Les familles confrontées à des situations financières désastreuses envisagent souvent de marier leurs jeunes filles à des hommes appartenant à des familles locales stables. Le départ d’une fille de chez elle signifie que ses parents n’ont plus à lui fournir nourriture, vêtements et éducation. Pourvu qu’elle soit jeune et en bonne santé, elle peut épouser un marié avec beaucoup d’argent pour subvenir à ses besoins. Pour les parents accablés par les conséquences économiques de la pandémie, la voie semble séduisante.

Pressions sociales

De nombreux parents considèrent le mariage comme un moyen d’assurer la stabilité de leurs filles dans un pays où règnent de nombreuses violences sexistes. Les rapports de police issus d’enquêtes sur les mariages d’enfants locaux montrent que les parents de jeunes filles craignent que les laisser aller à l’école et travailler tout en étant célibataires puisse signaler leur disponibilité aux hommes prédateurs.

Cet état d’esprit prévaut généralement dans les zones rurales. Les données du Bihar, un État indien qui enregistre le plus grand nombre de mariages d’enfants, ont montré que 44,5 % des femmes des zones rurales se sont mariées avant l’âge de 18 ans de 2015 à 2016, contre 29,1 % des femmes des zones urbaines. Dans les zones rurales, la communauté locale s’est unie et a affirmé que le mariage apporte sécurité financière, respect et sécurité aux jeunes filles.

Solutions

Une législation historique telle que la loi de 2006 sur l’interdiction du mariage des enfants (PCMA) a créé une peine de prison pouvant aller jusqu’à deux ans pour les parents et les anciens du village autorisant les mariages d’enfants illégaux en Inde. La loi a également établi des comités locaux pour intervenir dans des cas individuels, mais a laissé l’application aux gouvernements des États. Dans de nombreux cas, les représentants de l’État n’ont tout simplement pas nommé les membres du comité ou assigné le travail du comité aux travailleurs sociaux ayant déjà une charge de travail élevée. Alors que les statistiques sur le mariage des enfants sont en baisse constante, une grande partie de ces progrès est due à une croissance similaire de l’alphabétisation et de l’accès à l’éducation plutôt qu’à l’impact de la PCMA. La législation indienne est puissante, mais elle fait face à des revers dans la réalisation de son potentiel.
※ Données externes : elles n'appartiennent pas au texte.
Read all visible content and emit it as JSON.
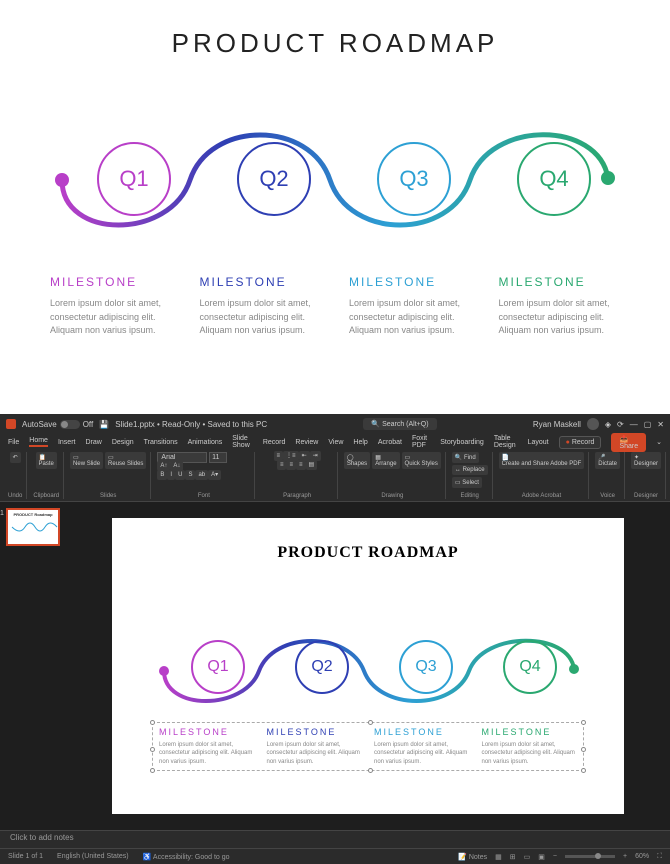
{
  "diagram": {
    "title": "PRODUCT ROADMAP",
    "quarters": [
      "Q1",
      "Q2",
      "Q3",
      "Q4"
    ],
    "milestone_label": "MILESTONE",
    "lorem": "Lorem ipsum dolor sit amet, consectetur adipiscing elit. Aliquam non varius ipsum."
  },
  "ppt": {
    "autosave_label": "AutoSave",
    "autosave_state": "Off",
    "doc_title": "Slide1.pptx • Read-Only • Saved to this PC",
    "search_placeholder": "Search (Alt+Q)",
    "user": "Ryan Maskell",
    "menu": [
      "File",
      "Home",
      "Insert",
      "Draw",
      "Design",
      "Transitions",
      "Animations",
      "Slide Show",
      "Record",
      "Review",
      "View",
      "Help",
      "Acrobat",
      "Foxit PDF",
      "Storyboarding",
      "Table Design",
      "Layout"
    ],
    "record_btn": "Record",
    "share_btn": "Share",
    "ribbon": {
      "undo": "Undo",
      "clipboard": "Clipboard",
      "paste": "Paste",
      "slides": "Slides",
      "new_slide": "New Slide",
      "reuse_slides": "Reuse Slides",
      "font": "Font",
      "font_name": "Arial",
      "font_size": "11",
      "paragraph": "Paragraph",
      "drawing": "Drawing",
      "shapes": "Shapes",
      "arrange": "Arrange",
      "quick_styles": "Quick Styles",
      "editing": "Editing",
      "find": "Find",
      "replace": "Replace",
      "select": "Select",
      "acrobat": "Adobe Acrobat",
      "create_share": "Create and Share Adobe PDF",
      "voice": "Voice",
      "dictate": "Dictate",
      "designer": "Designer"
    },
    "slide": {
      "title": "PRODUCT ROADMAP",
      "quarters": [
        "Q1",
        "Q2",
        "Q3",
        "Q4"
      ],
      "milestone_label": "MILESTONE",
      "lorem": "Lorem ipsum dolor sit amet, consectetur adipiscing elit. Aliquam non varius ipsum."
    },
    "thumb_num": "1",
    "notes_placeholder": "Click to add notes",
    "status": {
      "slide_pos": "Slide 1 of 1",
      "lang": "English (United States)",
      "accessibility": "Accessibility: Good to go",
      "notes_btn": "Notes",
      "zoom": "60%"
    }
  }
}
Actuellement, la police locale joue un rôle déterminant dans l’arrêt des mariages d’enfants en arrivant sur les lieux et en arrêtant les anciens qui organisent des mariages, mais elle travaille grâce à des conseils anonymes et fait face à la résistance des habitants. Ils sont incapables d’arrêter tous les mariages d’enfants ou de vraiment combattre l’état d’esprit des parents. Des équipes spécialisées avec des travailleurs sociaux pourront communiquer avec les parents et les anciens du village et prévenir de futurs mariages. Il est important que ces groupes reçoivent un financement et un soutien des gouvernements mondiaux, car ces solutions vont au-delà du simple envoi d’individus en prison – la véritable solution au mariage des enfants en Inde consiste à changer les mentalités.

Regarder vers l’avant

Malgré les tentatives déterminées du gouvernement indien de limiter le mariage des enfants en Inde par le biais de la législation, la pratique destructrice se poursuit. La pandémie de COVID-19 a mis au jour les motivations économiques et sociales qui font avancer le mariage des enfants dans la société indienne. Les solutions comprennent la réalisation du potentiel de la législation et la promotion de la présence de travailleurs sociaux et d’ONG travaillant sur le terrain pour changer l’acceptation sociale du mariage des enfants en Inde.